Tale buono era di 5 milioni di vecchie lire, mentre, come si legge su IlGiornale.it, il concessionario si era detto dispeso a pagarle al massimo 28 mila euro.

La cifra che, secondo quanto si legge, sarà invece ricevuta dalla risparmiatrice è di 65 mila euro, con il giudice che ha appoggiato la tesi della ricorrente.

Una sentenza importante, spiega il Giornale che menziona la Repubblica, e dal grande valore per quei risparmiatori che si trovano nella situazione di provare a ricevere  importi relativi a rendimenti spettanti in virtù del possesso dei buoni fruttiferi postali che riguardando anche alcune serie emesso dopo l’anno 1986.

Buono Fruttifero, risparmiatrice e Poste Italiane: la sentenza del tribunale

Una cifra importante dunque verrà ricevuta dalla risparmiatrice in seguito alla suddetta sentenza, come spiega Il Giornale che ne approfondisce il tema, spiegando che tempo fa vi era la serie “Q” dei prodotti di investimento, cui erano legati tassi di rendimento più bassi rispetto a quelli del passato.

Tuttavia, si legge, talvolta Poste continuava ad usare quelli della serie precedente, ovvero la “P”, mettendo un timbro sopra i vecchi rendimenti per indicare quanto avrebbero poi fruttato nel corso del tempo.

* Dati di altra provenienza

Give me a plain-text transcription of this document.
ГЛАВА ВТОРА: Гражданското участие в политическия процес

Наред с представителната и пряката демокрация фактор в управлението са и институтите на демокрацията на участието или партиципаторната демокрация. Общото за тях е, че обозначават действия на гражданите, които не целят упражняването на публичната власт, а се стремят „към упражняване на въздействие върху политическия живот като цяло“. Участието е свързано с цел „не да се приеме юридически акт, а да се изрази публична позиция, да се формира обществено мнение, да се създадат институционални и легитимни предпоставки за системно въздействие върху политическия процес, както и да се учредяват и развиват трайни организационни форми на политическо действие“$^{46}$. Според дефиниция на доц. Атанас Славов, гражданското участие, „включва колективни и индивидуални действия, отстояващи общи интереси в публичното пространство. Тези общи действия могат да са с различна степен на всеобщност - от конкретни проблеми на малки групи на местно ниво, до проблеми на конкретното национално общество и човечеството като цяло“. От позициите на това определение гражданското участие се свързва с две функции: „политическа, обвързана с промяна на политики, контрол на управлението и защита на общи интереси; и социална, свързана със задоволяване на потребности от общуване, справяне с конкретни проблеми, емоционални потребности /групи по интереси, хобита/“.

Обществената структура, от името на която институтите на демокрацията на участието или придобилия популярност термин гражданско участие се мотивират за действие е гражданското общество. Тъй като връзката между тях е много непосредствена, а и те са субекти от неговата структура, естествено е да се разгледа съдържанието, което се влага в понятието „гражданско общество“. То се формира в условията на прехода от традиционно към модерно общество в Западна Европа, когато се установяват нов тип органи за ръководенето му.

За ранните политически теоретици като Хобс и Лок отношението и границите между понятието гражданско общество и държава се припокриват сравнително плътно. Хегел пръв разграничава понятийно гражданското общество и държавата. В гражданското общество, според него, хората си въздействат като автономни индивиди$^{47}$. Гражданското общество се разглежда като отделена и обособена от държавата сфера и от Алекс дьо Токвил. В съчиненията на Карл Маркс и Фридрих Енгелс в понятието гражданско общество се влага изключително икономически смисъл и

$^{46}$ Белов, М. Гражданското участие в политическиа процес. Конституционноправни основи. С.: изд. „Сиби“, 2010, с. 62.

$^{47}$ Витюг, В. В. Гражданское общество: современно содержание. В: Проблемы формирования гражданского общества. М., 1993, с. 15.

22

Si legge su IlGiornale.it, però, che l’indicazione riportata relativa ai nuovi tassi faceva riferimento soltanto ai primi 20 anni di rendimento, e per tale ragione il titolare del buoni, una volta giunto il momento di incassare, di solito alla scadenza dei 30 anni, credeva di poter fare conto per gli ultimi 10 anni sui tassi della serie “P”, del 9 – 11 – 13 e 15%, rispetto agli 8 – 9 – 10,5 e 12% della serie Q.

IlGiornale.it spiega che Poste avrebbe puntato a pagare quelli più bassi; nell’anno 2020, viene riportato, ad esempio vi erano stati circa tremila risparmiatori che avevano avuto modo di presentare ricorso all’arbitro bancario al fine di poter vedere riconosciuti gli importi più elevati.

LEGGI ANCHE >>> SPID: cos’è e a cosa serve il sistema di Poste Italiane

La decisione delle Poste dalla primavera del 2020, si legge, sarebbe stata quella di continuare a pagare soltanto i tassi bassi e non le cifre maggiori, ritenendo che alcuni tribunali adesso dato sentenze anche a favore loro. A coloro quali non fossero stati d’accordo con tale decisone restava la soluzione di intraprendere un iter giudiziario facendo ricorso al giudice ordinario in sede civile.

Andando nello specifico di questo caso in oggetto, la sentenza ha visto la risparmiatrice avere ragione, considerata – si legge – la decisione di far pagare a Poste 37 mila euro in più in confronto alla cifra di 28 mila che in un primo momento aveva promesso alla risparmiatrice stessa, riguardo il buono fruttifero del 1989 pagato all’epoca 5 milioni di lire.